[Date Prev][Date Next][Thread Prev][Thread Next][Date Index][Thread Index]

*IMPORTANT* Wednesday will be a discussion oriented class...




For wednesday's class you should *read*  the Google paper on its
specific indexing/retrieval strategies, and the Clustering paper (by
Haveliwalah et. al.). We can then see how interactive we can make the
class.

My idea is that I will still lecture but will do it only in answer to
the questions raised by you..

In reading Google paper, concentrate on what sorts of corners they cut 
to make ranking more efficient.
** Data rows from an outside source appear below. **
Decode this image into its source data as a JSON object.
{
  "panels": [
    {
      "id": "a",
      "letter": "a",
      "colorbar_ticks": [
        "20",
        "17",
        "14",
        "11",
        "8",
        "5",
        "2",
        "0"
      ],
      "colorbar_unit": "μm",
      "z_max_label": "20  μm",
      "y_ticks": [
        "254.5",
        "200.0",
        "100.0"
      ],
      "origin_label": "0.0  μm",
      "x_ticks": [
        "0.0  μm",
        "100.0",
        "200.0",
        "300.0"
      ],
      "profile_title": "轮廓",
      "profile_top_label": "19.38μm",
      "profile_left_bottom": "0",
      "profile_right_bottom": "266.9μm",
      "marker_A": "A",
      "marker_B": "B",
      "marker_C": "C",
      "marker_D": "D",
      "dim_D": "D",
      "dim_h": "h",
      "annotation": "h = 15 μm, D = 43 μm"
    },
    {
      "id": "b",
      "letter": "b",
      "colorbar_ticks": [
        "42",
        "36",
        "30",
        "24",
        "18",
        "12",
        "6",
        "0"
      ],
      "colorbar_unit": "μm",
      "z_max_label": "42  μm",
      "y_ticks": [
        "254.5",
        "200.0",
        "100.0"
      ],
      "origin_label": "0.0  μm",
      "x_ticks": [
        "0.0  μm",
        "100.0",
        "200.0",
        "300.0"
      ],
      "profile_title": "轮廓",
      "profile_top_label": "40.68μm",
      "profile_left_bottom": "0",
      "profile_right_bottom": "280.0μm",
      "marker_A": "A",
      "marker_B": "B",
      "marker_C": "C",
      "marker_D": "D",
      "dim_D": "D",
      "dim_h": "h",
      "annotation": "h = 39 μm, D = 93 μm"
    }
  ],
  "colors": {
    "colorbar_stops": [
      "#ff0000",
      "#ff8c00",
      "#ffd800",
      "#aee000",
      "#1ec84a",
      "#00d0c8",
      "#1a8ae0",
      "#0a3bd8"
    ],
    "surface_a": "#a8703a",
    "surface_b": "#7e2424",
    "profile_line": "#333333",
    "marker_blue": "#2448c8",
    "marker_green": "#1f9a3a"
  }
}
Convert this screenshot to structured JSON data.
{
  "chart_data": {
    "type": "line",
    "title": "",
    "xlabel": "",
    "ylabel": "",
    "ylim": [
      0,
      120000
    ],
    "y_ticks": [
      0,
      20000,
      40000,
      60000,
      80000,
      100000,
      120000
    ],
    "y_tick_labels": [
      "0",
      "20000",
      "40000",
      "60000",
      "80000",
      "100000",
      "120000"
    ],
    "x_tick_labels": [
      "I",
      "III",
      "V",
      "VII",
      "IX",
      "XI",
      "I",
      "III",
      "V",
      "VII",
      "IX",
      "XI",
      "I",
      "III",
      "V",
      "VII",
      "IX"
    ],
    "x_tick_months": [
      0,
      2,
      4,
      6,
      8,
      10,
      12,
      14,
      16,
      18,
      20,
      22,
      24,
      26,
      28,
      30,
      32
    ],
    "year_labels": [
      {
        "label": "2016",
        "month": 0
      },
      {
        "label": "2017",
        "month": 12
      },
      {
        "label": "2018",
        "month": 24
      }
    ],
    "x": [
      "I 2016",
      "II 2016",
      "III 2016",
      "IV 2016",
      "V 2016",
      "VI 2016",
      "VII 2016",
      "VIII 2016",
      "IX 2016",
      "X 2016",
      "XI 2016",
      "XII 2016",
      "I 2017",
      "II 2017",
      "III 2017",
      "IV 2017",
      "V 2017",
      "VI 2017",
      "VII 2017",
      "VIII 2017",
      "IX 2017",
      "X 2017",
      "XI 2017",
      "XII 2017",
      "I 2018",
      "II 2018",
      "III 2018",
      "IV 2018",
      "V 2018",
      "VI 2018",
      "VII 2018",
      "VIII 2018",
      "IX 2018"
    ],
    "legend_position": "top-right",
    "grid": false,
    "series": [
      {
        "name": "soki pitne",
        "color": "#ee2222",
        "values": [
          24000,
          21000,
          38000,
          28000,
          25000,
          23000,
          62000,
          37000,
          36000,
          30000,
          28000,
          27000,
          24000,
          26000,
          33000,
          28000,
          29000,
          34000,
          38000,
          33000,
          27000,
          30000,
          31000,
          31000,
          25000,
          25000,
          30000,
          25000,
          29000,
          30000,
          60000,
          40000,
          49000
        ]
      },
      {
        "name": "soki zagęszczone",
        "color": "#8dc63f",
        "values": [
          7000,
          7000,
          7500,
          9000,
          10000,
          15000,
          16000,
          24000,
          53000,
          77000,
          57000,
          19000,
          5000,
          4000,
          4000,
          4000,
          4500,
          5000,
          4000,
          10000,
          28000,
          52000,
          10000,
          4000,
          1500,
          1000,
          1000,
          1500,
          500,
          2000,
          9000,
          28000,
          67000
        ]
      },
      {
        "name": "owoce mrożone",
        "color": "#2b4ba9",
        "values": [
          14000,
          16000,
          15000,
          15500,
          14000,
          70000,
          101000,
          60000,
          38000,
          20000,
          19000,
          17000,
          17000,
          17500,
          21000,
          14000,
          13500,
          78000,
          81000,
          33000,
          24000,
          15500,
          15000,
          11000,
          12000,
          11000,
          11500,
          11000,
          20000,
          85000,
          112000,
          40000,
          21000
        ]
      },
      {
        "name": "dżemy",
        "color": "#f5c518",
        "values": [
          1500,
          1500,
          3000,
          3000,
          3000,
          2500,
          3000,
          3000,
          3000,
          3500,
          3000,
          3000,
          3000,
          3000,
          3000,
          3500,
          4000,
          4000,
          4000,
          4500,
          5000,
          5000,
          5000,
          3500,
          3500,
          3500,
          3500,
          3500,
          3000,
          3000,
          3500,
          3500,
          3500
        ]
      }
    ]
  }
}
For example:

 --Are there ways in which they are making it easier to give first few 
answers? 
 --Are there tricks they are using to make the building of the
inverted indices faster?
 --Are there web-specific things they are doing in constructing
inverted indices?
 --Does google do weight normalization? 
 --Does it to idf weighting? 

==If you understand it all, they I will not have to discuss this too
much in the class.


In reading the clustering paper, understand:

 1. the notion of making clusters using nearest neighbor algorithms
    and how similarity metrics help in making clusters.

 2. Compare the specific similarity metric used in that paper to the
    cosine metric

 3. Truly understand why it is hard to do full pairwise comparison of
    document similarities

 4. Understand the differences between normal hashing and LSH idea
     --specifically understand the role of multiple signatures for a
        document 
     --Get a feel for what it means to keep the false-hit probability
        low enough when you are starting with a large sized databases.


***CAVEAT 
I reserve the right to randomly call on people from the class roster
(with perhaps a wee-bit bias towards the group of folks who I know
get a good afternoon's sleep in every class ;-) and ask them to answer 
these questions. I also reserve the right to use the answers to figure 
out partial class-participation credit.. no kidding.


Rao
[Mar  5, 2001]